Yusuf who insisted that the food and beverage sector remains the backbone of Nigeria’s manufacturing industry, said the industry supports millions of livelihoods across farming, processing, packaging, logistics, wholesale and retail trade, and hospitality.
He remarked that any policy that weakens this ecosystem could have far-reaching consequences, including job losses, lower household incomes and reduced investment.
Yusuf argued that proposals for sugar taxation in Nigeria are often influenced by global policy templates that do not adequately reflect local conditions.

According to him, manufacturers in the non-alcoholic beverage segment are already facing heavy fiscal and cost pressures.

“The proposition of a sugar-specific tax is misplaced, economically risky, and weakly supported by empirical evidence, especially when viewed against Nigeria’s prevailing structural and macroeconomic realities.

“Existing obligations include company income tax, value-added tax, excise duties, levies on profits and imports, and multiple state and local government charges.
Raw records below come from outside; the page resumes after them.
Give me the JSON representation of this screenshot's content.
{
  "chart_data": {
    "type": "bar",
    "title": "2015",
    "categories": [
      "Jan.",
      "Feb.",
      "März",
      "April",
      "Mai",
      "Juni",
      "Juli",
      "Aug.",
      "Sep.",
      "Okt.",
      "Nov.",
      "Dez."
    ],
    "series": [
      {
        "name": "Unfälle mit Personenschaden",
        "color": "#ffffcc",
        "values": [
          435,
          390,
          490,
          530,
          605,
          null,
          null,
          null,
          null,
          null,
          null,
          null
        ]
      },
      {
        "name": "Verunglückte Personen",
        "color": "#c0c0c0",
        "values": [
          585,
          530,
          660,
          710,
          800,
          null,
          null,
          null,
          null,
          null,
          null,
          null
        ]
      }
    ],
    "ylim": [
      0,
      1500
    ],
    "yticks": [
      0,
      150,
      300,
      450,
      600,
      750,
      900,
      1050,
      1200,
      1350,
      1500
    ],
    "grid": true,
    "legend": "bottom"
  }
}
These are compounded by high energy costs, exchange-rate volatility, elevated interest rates and expensive logistics,” he said.

The CPPE boss noted that retail prices of many non-alcoholic beverages have risen by about 50 per cent over the past two years, even without the introduction of new taxes, further squeezing consumers.

Yusuf further expressed reservation on the effectiveness of sugar taxes in addressing the root causes of non-communicable diseases in Nigeria.